I dunno why I'm even worrying about it, dang kids won't listen to me anyways.

Staying in Helena's tent was a way for me to see a life I might have had. I've also gone on tour for a couple of days with a band, and honestly, there is very little sleeping or bathing, and the food is terrible. I like my comforts. And I am able to write, without having to rely on it for food. I can do it for the sake of doing it. And I have my in-house problem creator, who is able to work a job that leaves him time to create and still sleep in a nice bed. I suppose that makes me a patron. I am okay with that. I am happy with the gifts I have, even though sometimes my creative friends make me feel like a robot. Mostly, though, I feel lucky to know them and to get to see just where the art comes from.


a pirate's life not for me.

Years ago, I had a friend who did not pirate music. I thought that was weird. Why wouldn't you pirate music? It was free and easy. Okay, fine, technically it was illegal, but the chances of ever being caught were pretty slim. Being in a long-term relationship with a musician did not sway me. Most of the musicians I know pirate music, because they are too poor to buy it.

Somewhere in the last few years, I've turned weird and stopped pirating music. It got to the point where I did not feel good about it, mostly because it is stealing and I can afford to not steal. Piracy became such a problem because previously, record companies grossly overcharged for their music. Prices have become sane again, and lo, and behold, people are willing to pay for music. They just don't want to be gouged.

I do buy a lot of CDs, but mostly I get them used.
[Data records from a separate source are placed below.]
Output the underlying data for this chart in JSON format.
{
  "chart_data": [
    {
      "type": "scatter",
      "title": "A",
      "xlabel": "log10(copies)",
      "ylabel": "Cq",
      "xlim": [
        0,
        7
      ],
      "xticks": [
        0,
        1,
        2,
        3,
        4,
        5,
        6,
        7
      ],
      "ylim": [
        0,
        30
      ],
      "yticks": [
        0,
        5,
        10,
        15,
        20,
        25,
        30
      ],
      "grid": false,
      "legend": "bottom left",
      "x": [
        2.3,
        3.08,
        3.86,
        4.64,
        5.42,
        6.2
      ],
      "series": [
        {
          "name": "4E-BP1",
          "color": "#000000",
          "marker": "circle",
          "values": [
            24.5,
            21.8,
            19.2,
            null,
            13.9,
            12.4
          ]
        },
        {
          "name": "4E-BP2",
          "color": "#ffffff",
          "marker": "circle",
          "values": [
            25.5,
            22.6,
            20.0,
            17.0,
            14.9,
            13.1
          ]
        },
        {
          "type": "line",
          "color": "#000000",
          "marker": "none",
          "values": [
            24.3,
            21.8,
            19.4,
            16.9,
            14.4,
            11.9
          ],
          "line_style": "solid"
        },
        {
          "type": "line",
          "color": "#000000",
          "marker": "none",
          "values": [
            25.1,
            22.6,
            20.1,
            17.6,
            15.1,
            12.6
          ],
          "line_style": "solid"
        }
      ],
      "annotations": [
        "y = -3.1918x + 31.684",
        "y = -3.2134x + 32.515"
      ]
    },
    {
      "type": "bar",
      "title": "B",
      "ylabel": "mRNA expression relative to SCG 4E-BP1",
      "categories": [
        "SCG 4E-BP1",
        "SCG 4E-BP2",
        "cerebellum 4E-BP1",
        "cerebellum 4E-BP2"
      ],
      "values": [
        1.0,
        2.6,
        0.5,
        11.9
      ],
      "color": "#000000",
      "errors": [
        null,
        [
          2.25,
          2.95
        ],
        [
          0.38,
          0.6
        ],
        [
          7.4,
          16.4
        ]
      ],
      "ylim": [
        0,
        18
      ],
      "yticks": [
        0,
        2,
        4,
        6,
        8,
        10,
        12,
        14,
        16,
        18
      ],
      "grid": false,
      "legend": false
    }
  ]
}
This puts no money in the artist's pocket, though it does support used record stores and thrift stores. It seems like the secondhand market is overrun with music lately, probably because people are transitioning to digital music - ripping their music collections to their computers and then just getting rid of the disc.

I always check the music section at the thrift stores now, and a lot of times come away with an album or two. I've walked away with as many as ten. Sometimes I swear I come in right after some unknown person of great awesomeness has dropped off their beloved collection. As I poke through the selection, finding more and more good albums, adding them to my stack, looking around in amazement to see if anyone else has noticed the audio bounty, I wonder who brought in all this musical goodness. I wish I'd been here to meet them. We could've been friends.

So I buy their old CDs, rip them to my computer, and then get rid of them. This is better than piracy, but still in a gray area. By purchasing a CD, I am buying the rights to the music. When I get rid of the CD, I should relinquish my rights to the music, because then the rights have transferred to the thrift store and then to the new owner who excitedly pulled it off the shelf, wondering who donated it and wishing we could be friends. What's really shady is when I take the CD to the used book/record store, where I actually get store credit in exchange for it. So I have kept my access to the music, and I've actually made money off the CD.

I recognize that this is not exactly right, either. I am not interested in keeping physical media anymore. In the car, I use a USB stick that holds 8 gbs of music. At home and at work, I stream my music from the cloud, where I've uploaded pretty much every song I own. The only way to keep the music and get rid of the CD while not letting anyone else have access to the music would be to destroy the physical media. That seems like a really crappy solution. So what's the right thing to do?